Tentu saja grup Lodama tidak hanya menampung penyandang nama ketiga marga tadi. Kepada siapa pun warga sekitar Kurulu yang ingin bergabung untuk mengekspresikan kecintaan pada kesenian dan budaya suku Dani, Grup Lodama membuka diri.
Sekarang tercatat ada 50an orang yang menjadi anggotanya, mulai dari mereka yang masih anak-anak hingga orang-orang tua berusia lanjut. Kebanyakan berasal dari Kampung Obia dan Kimima.
Didimus Mabel, ikon Grup Lodama.
Meski Grup Lodama fokus pada pelestarian budaya masyarakat Dani, mereka tak lupa untuk terus melakukan eksplorasi tentang hal-hal lain yang bisa disangkut pautkan dengan budaya tradisi mereka sepanjang hal tersebut masih dalam lingkaran laku seni budaya Dani.
Mereka tak akan keberatan melakukan berbagai eksperimen, mencari hasil terbaik yang dapat ditampilkan. Perpaduan kreasi yang mungkin dapat dimasukkan ke dalam ranah seni kontemporer.
Ada beberapa tarian yang telah mereka ciptakan sendiri. Biasanya untuk ikut berkompetisi dalam lomba tari berbasis tradisi dalam Festival Lembah Baliem. Festival akbar tahunan yang menjadi kebanggaan masyarakat Lembah Baliem. Di ajang tersebut, selain tari-tarian, berbagai seni budaya tradisi milik orang Baliem juga dipertandingkan, mulai dari tari perang yang bersifat kolosal, kemahiran individual bermain alat musik lokal, hingga lomba balap babi.
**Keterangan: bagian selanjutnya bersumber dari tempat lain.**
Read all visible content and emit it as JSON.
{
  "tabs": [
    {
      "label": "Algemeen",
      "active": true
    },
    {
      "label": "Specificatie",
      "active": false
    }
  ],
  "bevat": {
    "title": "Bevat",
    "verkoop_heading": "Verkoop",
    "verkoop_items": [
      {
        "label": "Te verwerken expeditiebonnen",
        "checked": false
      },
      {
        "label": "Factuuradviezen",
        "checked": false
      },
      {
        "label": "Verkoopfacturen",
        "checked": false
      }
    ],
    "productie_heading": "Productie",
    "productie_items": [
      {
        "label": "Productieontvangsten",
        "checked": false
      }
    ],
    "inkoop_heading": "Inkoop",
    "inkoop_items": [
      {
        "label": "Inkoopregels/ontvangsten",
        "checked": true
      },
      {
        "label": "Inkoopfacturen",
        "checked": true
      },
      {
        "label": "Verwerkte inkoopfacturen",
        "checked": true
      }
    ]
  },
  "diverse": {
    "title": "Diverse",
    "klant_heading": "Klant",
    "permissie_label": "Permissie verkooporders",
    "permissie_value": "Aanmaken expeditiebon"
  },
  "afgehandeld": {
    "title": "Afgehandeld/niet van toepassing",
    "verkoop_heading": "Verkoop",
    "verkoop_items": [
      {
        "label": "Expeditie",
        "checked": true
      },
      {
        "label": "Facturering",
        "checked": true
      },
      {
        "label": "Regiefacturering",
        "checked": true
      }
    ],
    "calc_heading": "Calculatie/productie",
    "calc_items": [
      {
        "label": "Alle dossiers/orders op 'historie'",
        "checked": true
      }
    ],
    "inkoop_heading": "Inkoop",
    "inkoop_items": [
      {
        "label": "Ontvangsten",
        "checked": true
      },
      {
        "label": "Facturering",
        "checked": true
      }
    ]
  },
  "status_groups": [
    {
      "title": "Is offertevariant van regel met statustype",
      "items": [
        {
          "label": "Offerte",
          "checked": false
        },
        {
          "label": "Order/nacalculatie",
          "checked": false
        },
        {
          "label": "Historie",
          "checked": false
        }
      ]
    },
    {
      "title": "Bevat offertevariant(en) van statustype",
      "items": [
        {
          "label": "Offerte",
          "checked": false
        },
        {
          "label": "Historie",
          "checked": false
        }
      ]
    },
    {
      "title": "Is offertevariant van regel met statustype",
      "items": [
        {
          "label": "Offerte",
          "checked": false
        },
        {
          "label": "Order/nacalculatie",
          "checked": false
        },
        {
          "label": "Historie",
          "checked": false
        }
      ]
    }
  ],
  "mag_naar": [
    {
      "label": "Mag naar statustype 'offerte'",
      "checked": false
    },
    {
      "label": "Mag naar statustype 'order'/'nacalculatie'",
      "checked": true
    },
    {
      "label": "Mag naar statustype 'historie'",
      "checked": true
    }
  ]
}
Keseriusan Grup Lodama sering diganjar kemenangan dalam berbagai kompetisi. Hampir setiap tahun mereka ikut berjajar di depan bersama para pemenang lain untuk menerima hadiah.
Sehari-harinya para anggota Grup Lodama berpakaian biasa seperti masyarakat lainnya. Namun jika mereka dituntut untuk tampil, sesegera mungkin pakaian modern diganti dengan berbagai atribut asli masyarakat Dani. Atribut-atribut tersebut wajib hukumnya bagi mereka untuk dikenakan dengan benar. Jika kamu ada di sana saat mereka berganti pakaian, maka perubahan akan terlihat jelas. Wibawa dan karisma terpancar lebih cemerlang saat mereka berbalut busana tradisi.
Dagu mereka terangkat, tak lagi menempel di leher. Sinar mata pun entah bagaimana terlihat lebih cerah. Gestur yang biasa kita lihat dari para pemenang.
Anggota Grup Lodama tengah mempertunjukan metode memasak tradisional mereka: Bakar Batu.
Selain berbagai penghargaan yang mereka terima dalam kompetisi tradisi lokal, dedikasi mereka juga dihargai melalui semakin maraknya kedatangan wisatawan ke Kampung Obia, markas grup Lodama. Wisatawan berdatangan untuk melihat bagaimana seharusnya budaya masyarakat Dani ditampilkan.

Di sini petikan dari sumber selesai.